土屋大臣が代表の資金管理団体「竜の会」の政治資金収支報告書を確認すると、家賃の支払いがなされていないことが分かる。「竜の会」の所在地は、地元・春日部市内の大豪邸。父の代から所有する土屋大臣の実家で、その土地や建物は土屋大臣本人や母親名義になっている。
政治資金に詳しい、神戸学院大学の上脇博之教授が指摘する。
「この場合、代議士本人か母親、もしくは両人から資金管理団体が無償で事務所を借り受けていることになります。よって本来なら、家賃相場に基づいた金額が政治団体に無償提供されている旨を報告書に記載せねばなりません。それが不記載であれば、政治資金規正法違反になります」
しかし、同団体の報告書を過去に遡ると、11年から13年にかけては家賃に関する支出が記載されていることが分かる。11年と12年は月に10万円、13年は5万円。支出先はなぜか選挙区から離れた都内の高級住宅街にある不動産会社だ。
不動産会社の社長が言う。
「かつてウチのビルで品子先生がお花の教室をやっていたんです。教室のためにお貸しして、家賃を頂いていました」
土屋大臣は幼い頃から生け花を学び、若くしてフラワーアレンジメントの教室を都内で主宰。そのための家賃を政治資金につけ回ししていたことになるのだ。
「教室の家賃は代議士のプライベートな活動にあたり、それを政治活動による支出だと装って記載しているなら、報告書への虚偽記載といえます。政治資金の私物化です」(上脇氏)
公設第一秘書は「お手伝いさん」
実は土屋家の公私にわたる「カネ」を管理しているのが、公設第一秘書に登録されている女性秘書だ。

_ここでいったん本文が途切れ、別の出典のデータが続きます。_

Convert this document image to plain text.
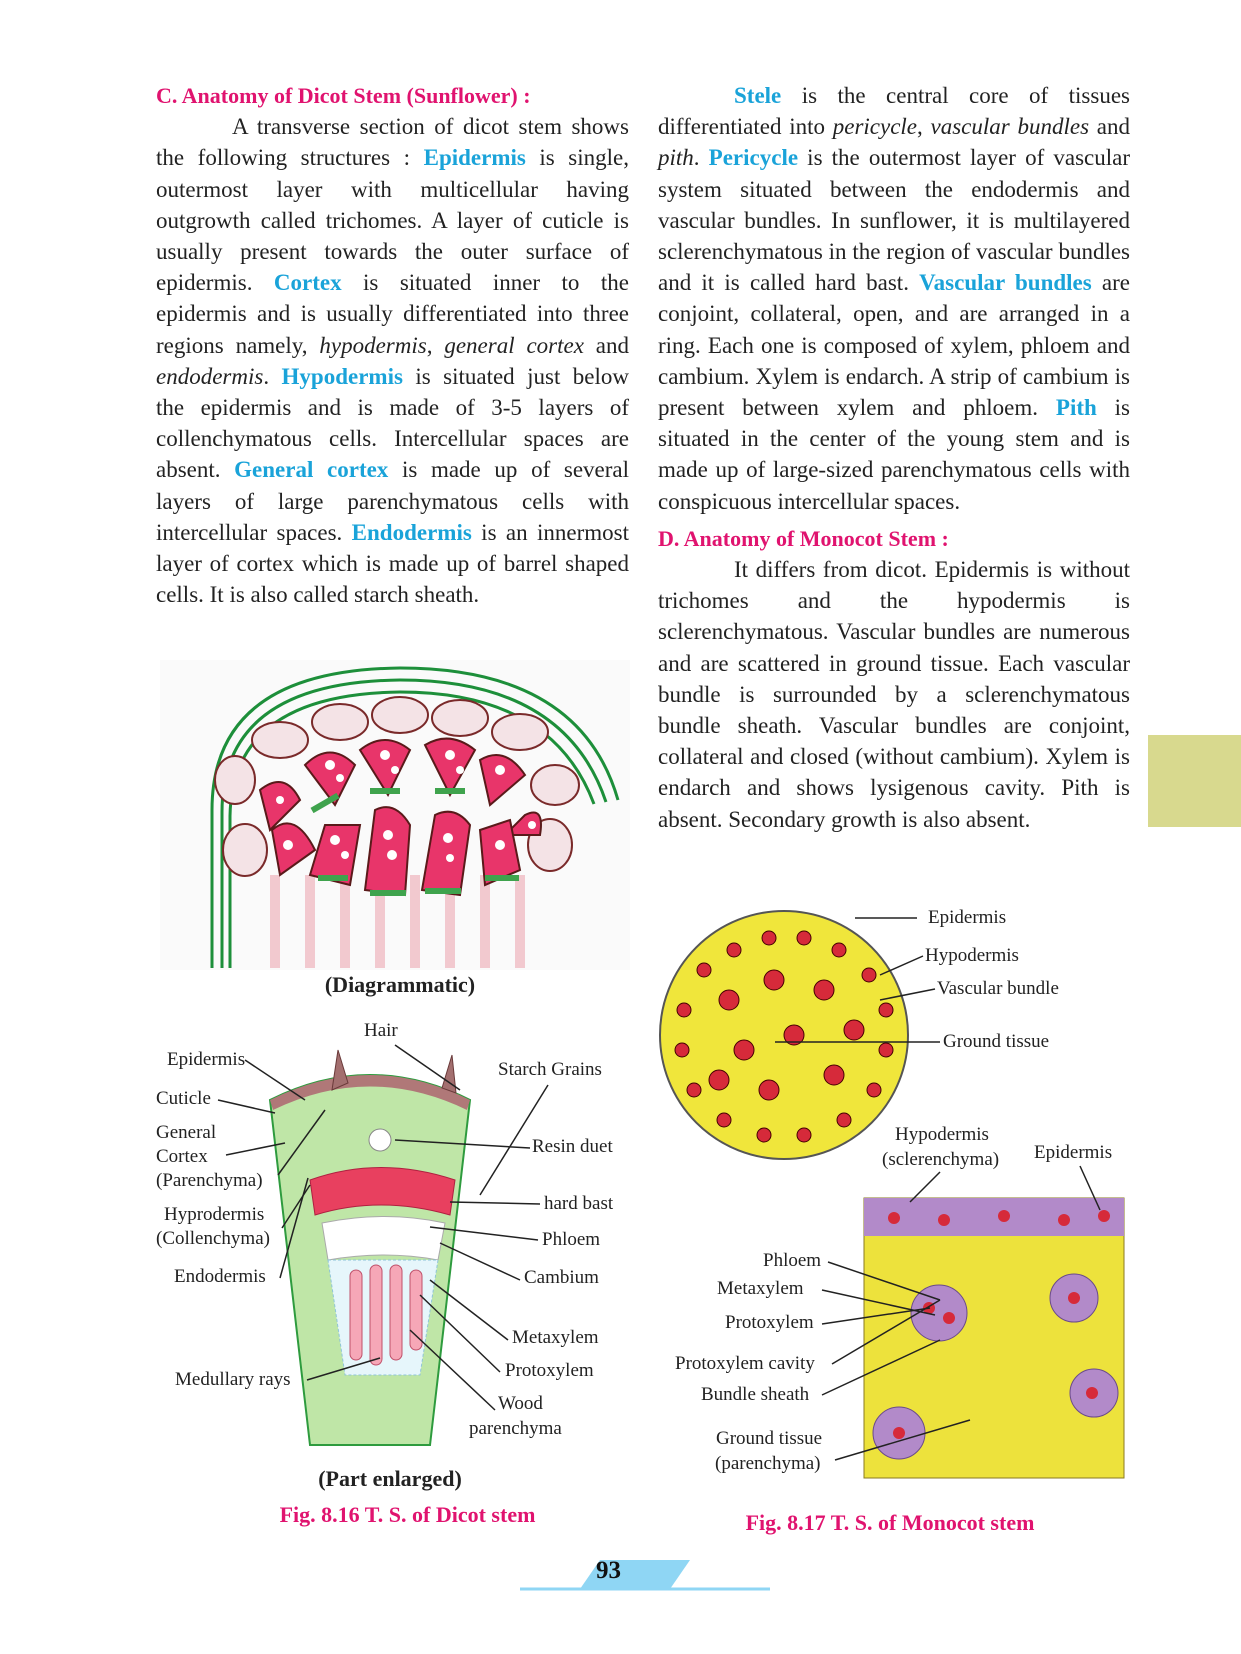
C. Anatomy of Dicot Stem (Sunflower) :

A transverse section of dicot stem shows the following structures : Epidermis is single, outermost layer with multicellular having outgrowth called trichomes. A layer of cuticle is usually present towards the outer surface of epidermis. Cortex is situated inner to the epidermis and is usually differentiated into three regions namely, hypodermis, general cortex and endodermis. Hypodermis is situated just below the epidermis and is made of 3-5 layers of collenchymatous cells. Intercellular spaces are absent. General cortex is made up of several layers of large parenchymatous cells with intercellular spaces. Endodermis is an innermost layer of cortex which is made up of barrel shaped cells. It is also called starch sheath.

Stele is the central core of tissues differentiated into pericycle, vascular bundles and pith. Pericycle is the outermost layer of vascular system situated between the endodermis and vascular bundles. In sunflower, it is multilayered sclerenchymatous in the region of vascular bundles and it is called hard bast. Vascular bundles are conjoint, collateral, open, and are arranged in a ring. Each one is composed of xylem, phloem and cambium. Xylem is endarch. A strip of cambium is present between xylem and phloem. Pith is situated in the center of the young stem and is made up of large-sized parenchymatous cells with conspicuous intercellular spaces.

D. Anatomy of Monocot Stem :

It differs from dicot. Epidermis is without trichomes and the hypodermis is sclerenchymatous. Vascular bundles are numerous and are scattered in ground tissue. Each vascular bundle is surrounded by a sclerenchymatous bundle sheath. Vascular bundles are conjoint, collateral and closed (without cambium). Xylem is endarch and shows lysigenous cavity. Pith is absent. Secondary growth is also absent.

(Diagrammatic)
Hair
Epidermis	Starch Grains
Cuticle
General
Cortex
(Parenchyma)
Resin duet
Hyprodermis
(Collenchyma)
hard bast
Phloem
Endodermis	Cambium
Metaxylem
Medullary rays	Protoxylem
Wood
parenchyma
(Part enlarged)
Fig. 8.16 T. S. of Dicot stem
Epidermis
Hypodermis
Vascular bundle
Ground tissue
Hypodermis
(sclerenchyma) Epidermis
Phloem
Metaxylem
Protoxylem
Protoxylem cavity
Bundle sheath
Ground tissue
(parenchyma)
Fig. 8.17 T. S. of Monocot stem
93
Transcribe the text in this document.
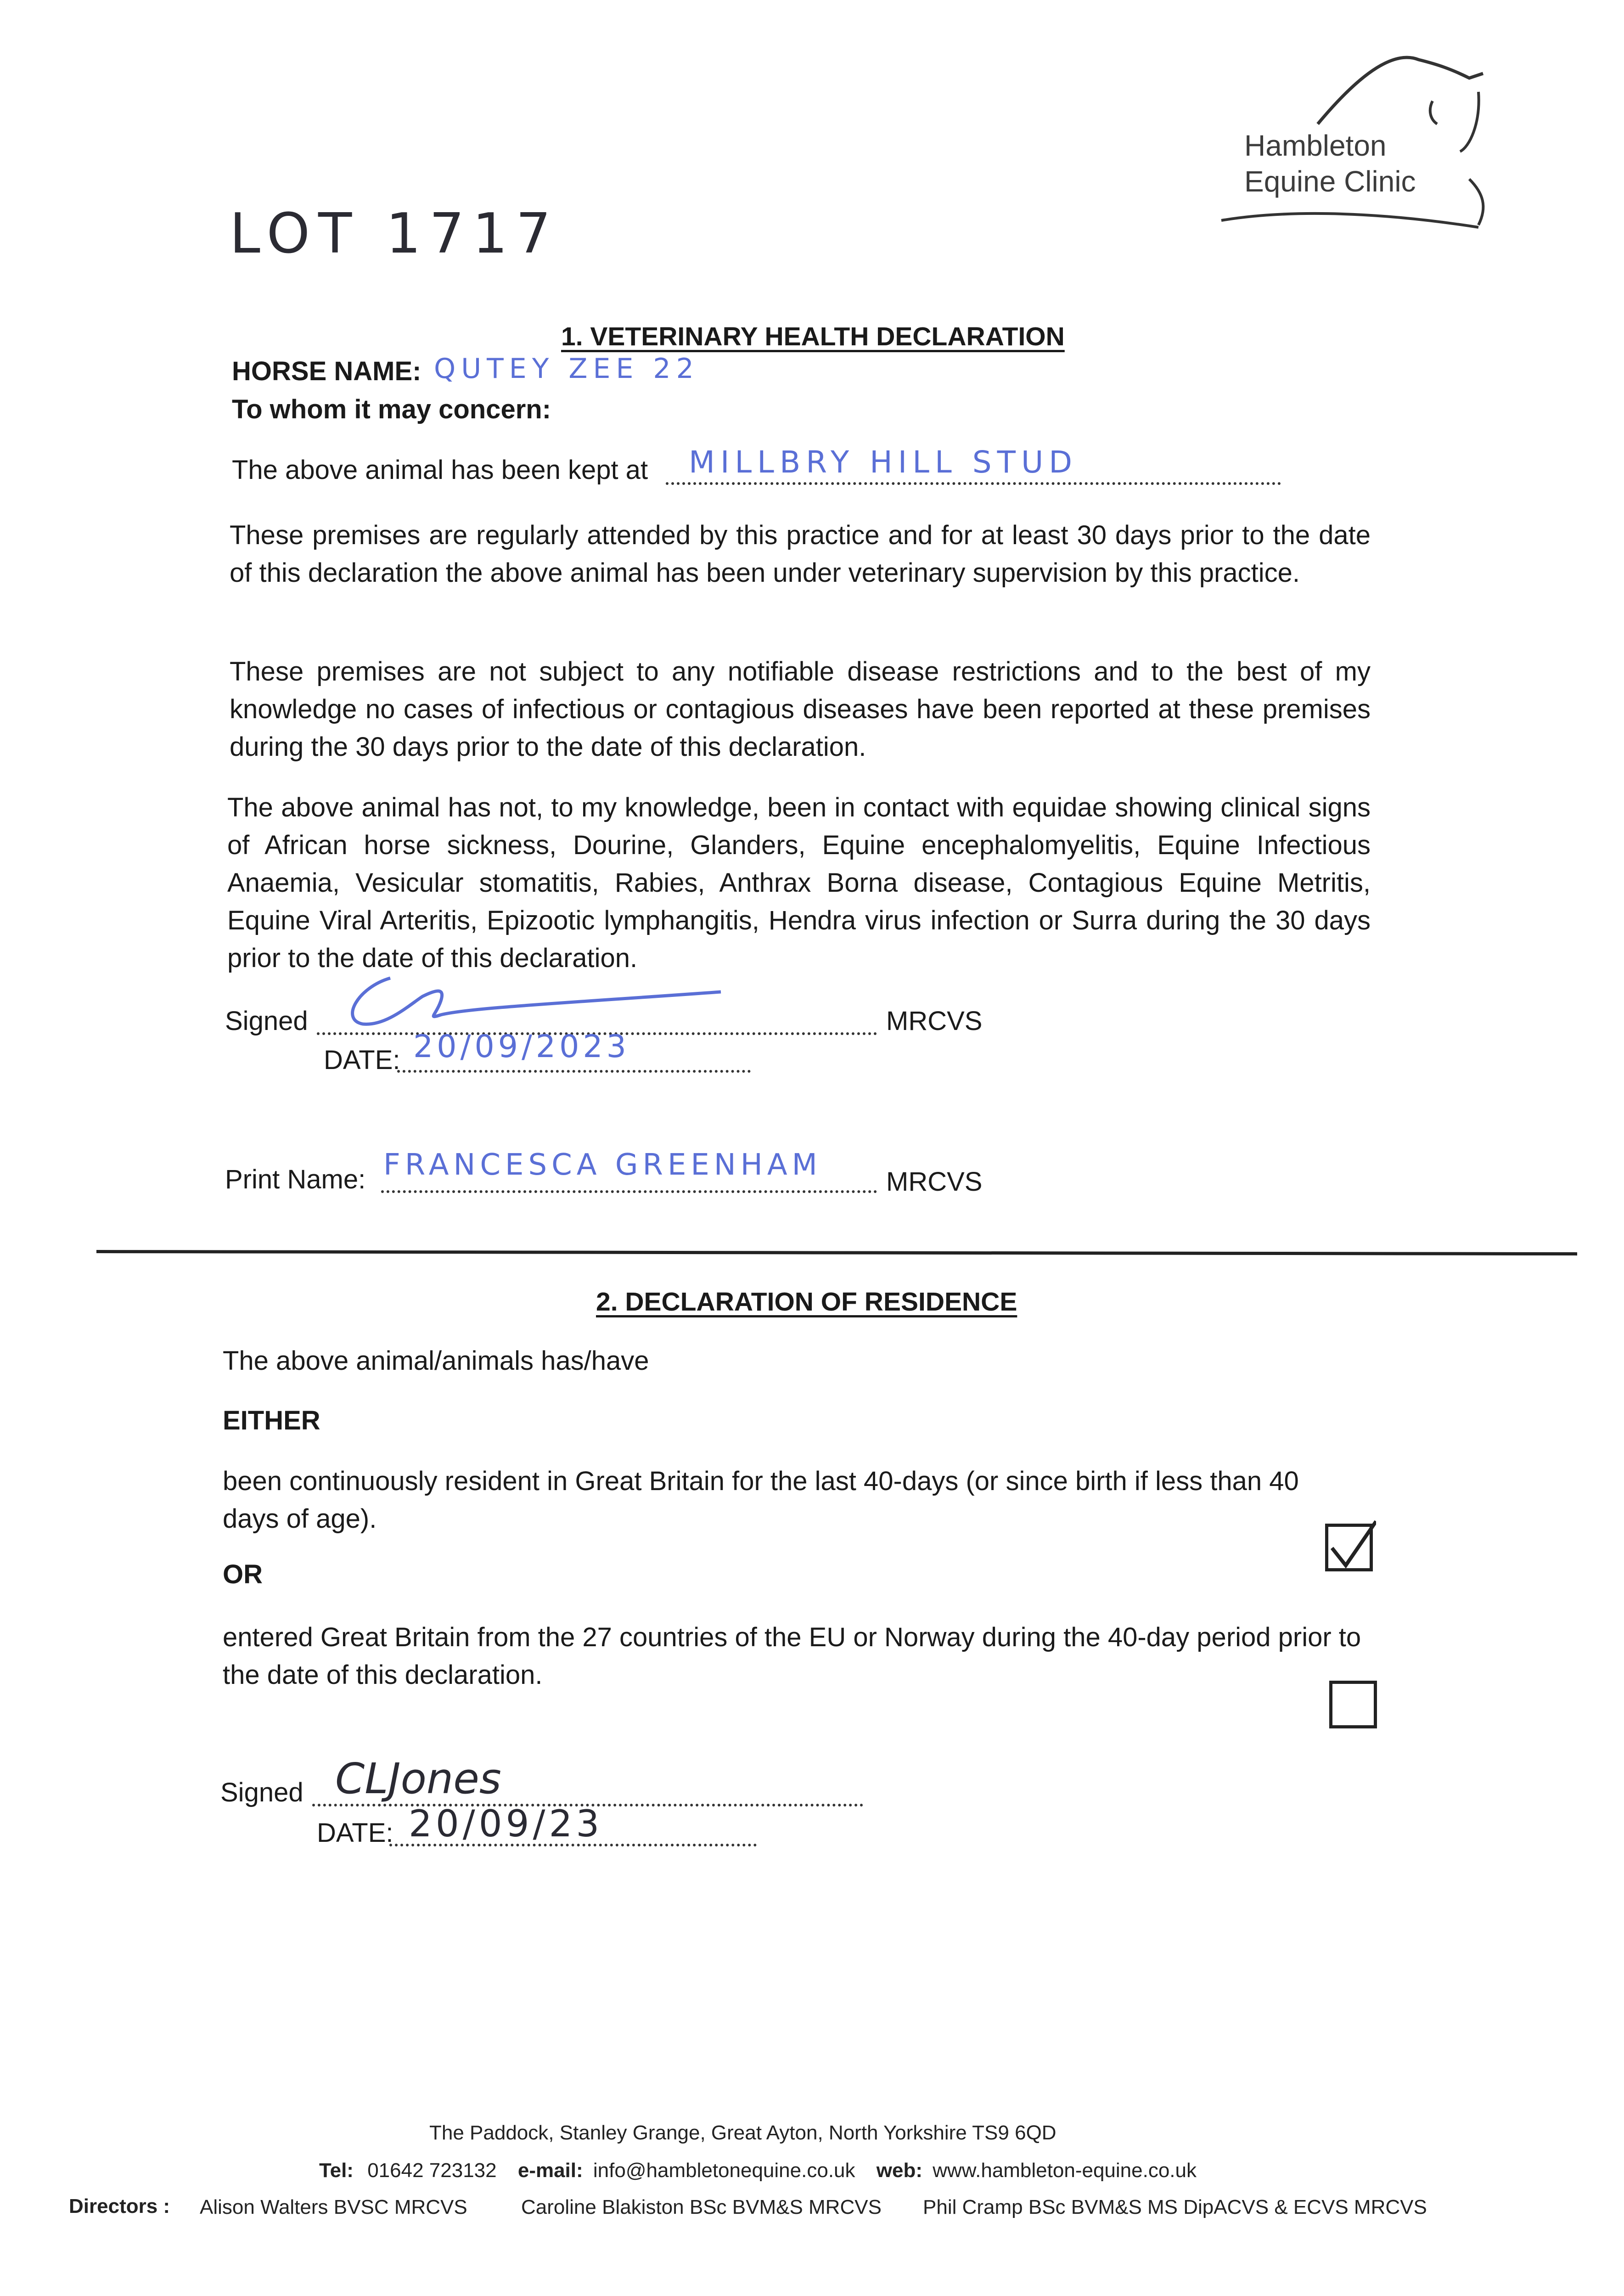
Hambleton
Equine Clinic
LOT 1717
1. VETERINARY HEALTH DECLARATION
HORSE NAME: QUTEY ZEE 22
To whom it may concern:
The above animal has been kept at MILLBRY HILL STUD
These premises are regularly attended by this practice and for at least 30 days prior to the date of this declaration the above animal has been under veterinary supervision by this practice.
These premises are not subject to any notifiable disease restrictions and to the best of my knowledge no cases of infectious or contagious diseases have been reported at these premises during the 30 days prior to the date of this declaration.
The above animal has not, to my knowledge, been in contact with equidae showing clinical signs of African horse sickness, Dourine, Glanders, Equine encephalomyelitis, Equine Infectious Anaemia, Vesicular stomatitis, Rabies, Anthrax Borna disease, Contagious Equine Metritis, Equine Viral Arteritis, Epizootic lymphangitis, Hendra virus infection or Surra during the 30 days prior to the date of this declaration.
Signed	MRCVS
DATE: 20/09/2023
Print Name: FRANCESCA GREENHAM MRCVS
2. DECLARATION OF RESIDENCE
The above animal/animals has/have
EITHER
been continuously resident in Great Britain for the last 40-days (or since birth if less than 40 days of age).
OR
entered Great Britain from the 27 countries of the EU or Norway during the 40-day period prior to the date of this declaration.
Signed CLJones
DATE: 20/09/23
The Paddock, Stanley Grange, Great Ayton, North Yorkshire TS9 6QD
Tel: 01642 723132 e-mail: info@hambletonequine.co.uk web: www.hambleton-equine.co.uk
Directors : Alison Walters BVSC MRCVS	Caroline Blakiston BSc BVM&S MRCVS Phil Cramp BSc BVM&S MS DipACVS & ECVS MRCVS
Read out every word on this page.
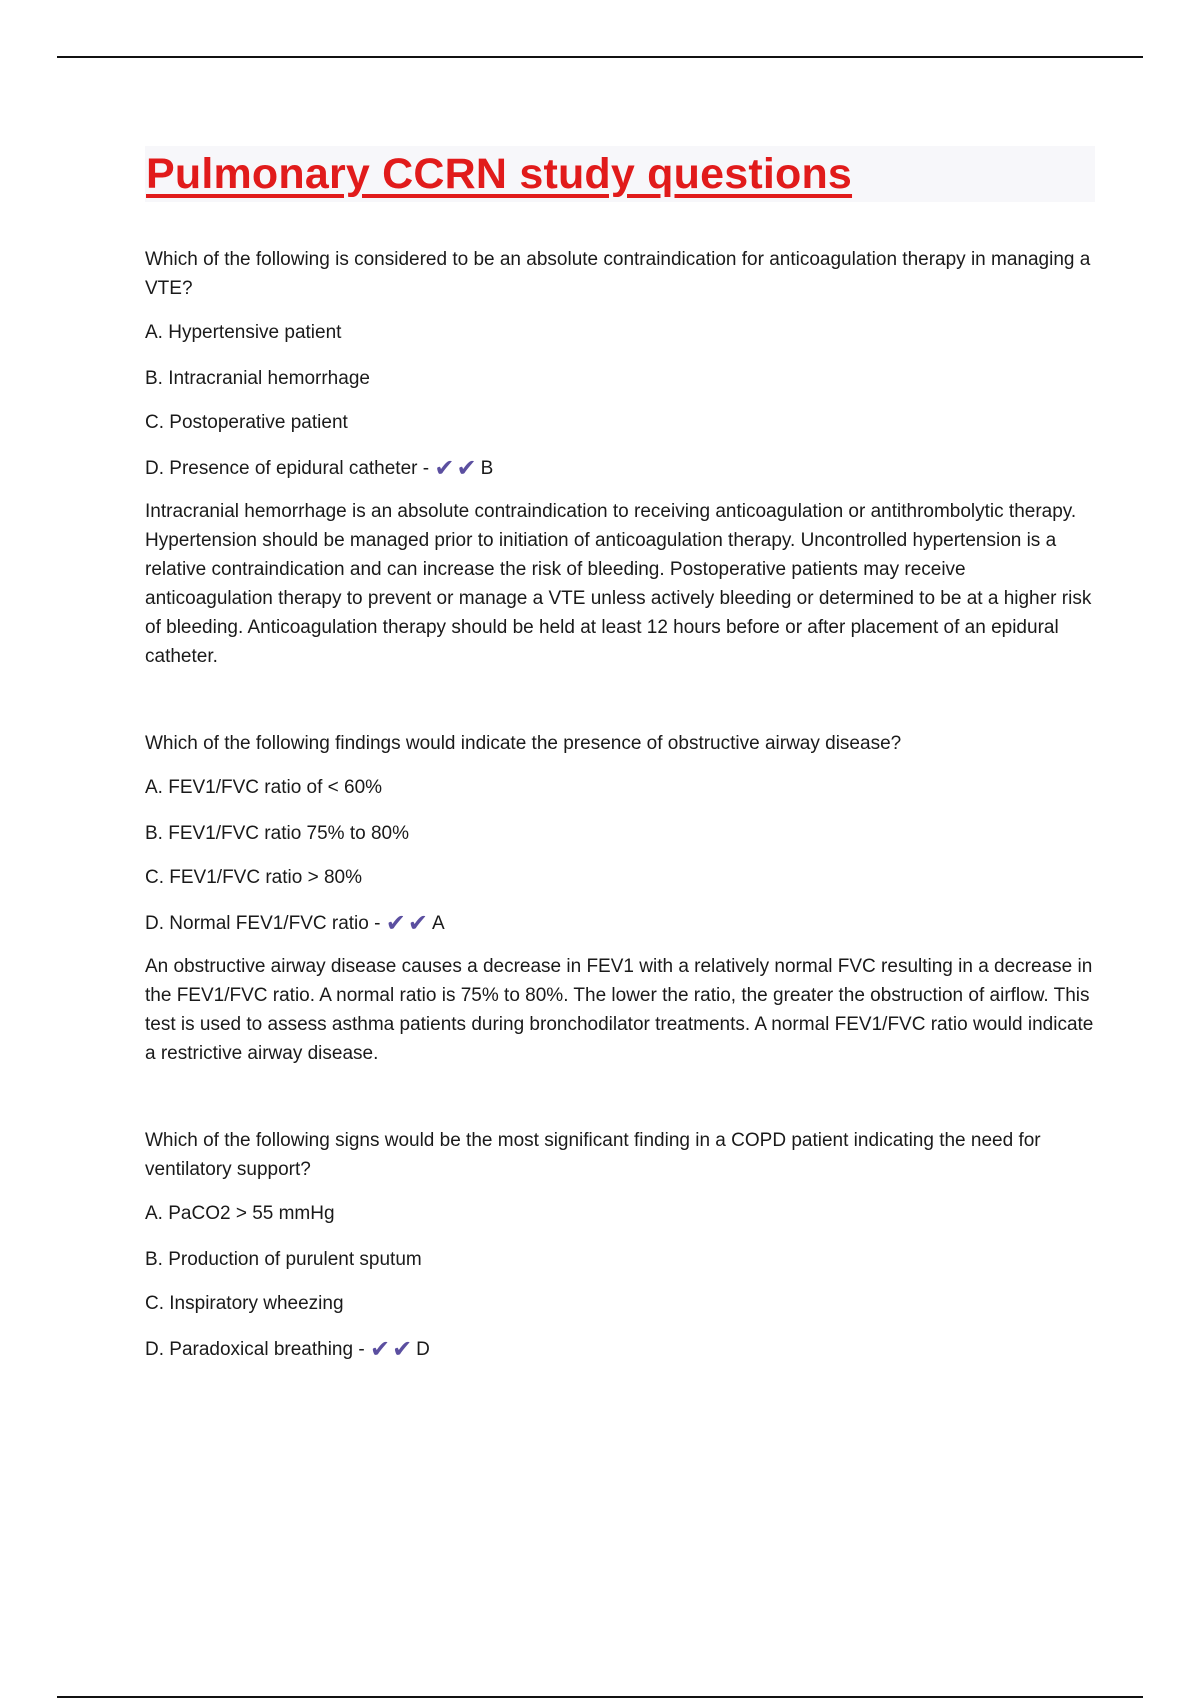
Pulmonary CCRN study questions

Which of the following is considered to be an absolute contraindication for anticoagulation therapy in managing a VTE?

A. Hypertensive patient

B. Intracranial hemorrhage

C. Postoperative patient

D. Presence of epidural catheter - ✔✔ B

Intracranial hemorrhage is an absolute contraindication to receiving anticoagulation or antithrombolytic therapy. Hypertension should be managed prior to initiation of anticoagulation therapy. Uncontrolled hypertension is a relative contraindication and can increase the risk of bleeding. Postoperative patients may receive anticoagulation therapy to prevent or manage a VTE unless actively bleeding or determined to be at a higher risk of bleeding. Anticoagulation therapy should be held at least 12 hours before or after placement of an epidural catheter.

Which of the following findings would indicate the presence of obstructive airway disease?

A. FEV1/FVC ratio of < 60%

B. FEV1/FVC ratio 75% to 80%

C. FEV1/FVC ratio > 80%

D. Normal FEV1/FVC ratio - ✔✔ A

An obstructive airway disease causes a decrease in FEV1 with a relatively normal FVC resulting in a decrease in the FEV1/FVC ratio. A normal ratio is 75% to 80%. The lower the ratio, the greater the obstruction of airflow. This test is used to assess asthma patients during bronchodilator treatments. A normal FEV1/FVC ratio would indicate a restrictive airway disease.

Which of the following signs would be the most significant finding in a COPD patient indicating the need for ventilatory support?

A. PaCO2 > 55 mmHg

B. Production of purulent sputum

C. Inspiratory wheezing

D. Paradoxical breathing - ✔✔ D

「今年還暦の彼女は義彦さんの代から土屋家で働いてきた方で、いまも実家に住み込みで働いています。料理や掃除、それから高齢になったお母様の身の回りの世話までこなすお手伝いさん。土屋家と品子さんの事務所の財布は彼女が握っており、土屋家で力を持つ金庫番です。地元でも公設秘書とは誰も思っていないのでは」(前出の後援会関係者)
お手伝いとしての業務が大半ならば、秘書としてどれほどの勤務実態があるのか、なぜ彼女を税金で給与が支給される公設秘書として登録しているのか――。
これらの疑惑に、土屋事務所は代理人を通じて、
「(土屋大臣と政策秘書との間に)不倫の事実はありません。(中略)議員がご指摘の不動産でフラワーアレンジメントの教室を開催していたことは事実です。ただ、議員はこの不動産を政治活動にも利用し(中略)竜の会がフラワーアレンジメント教室の賃料を支払っていたわけではありません。(公設第一秘書が)実働していることは間違いありません」
“親密秘書”と疑惑の金庫番との関係が災いして、失脚した父の轍を踏むことにならなければよいのだが。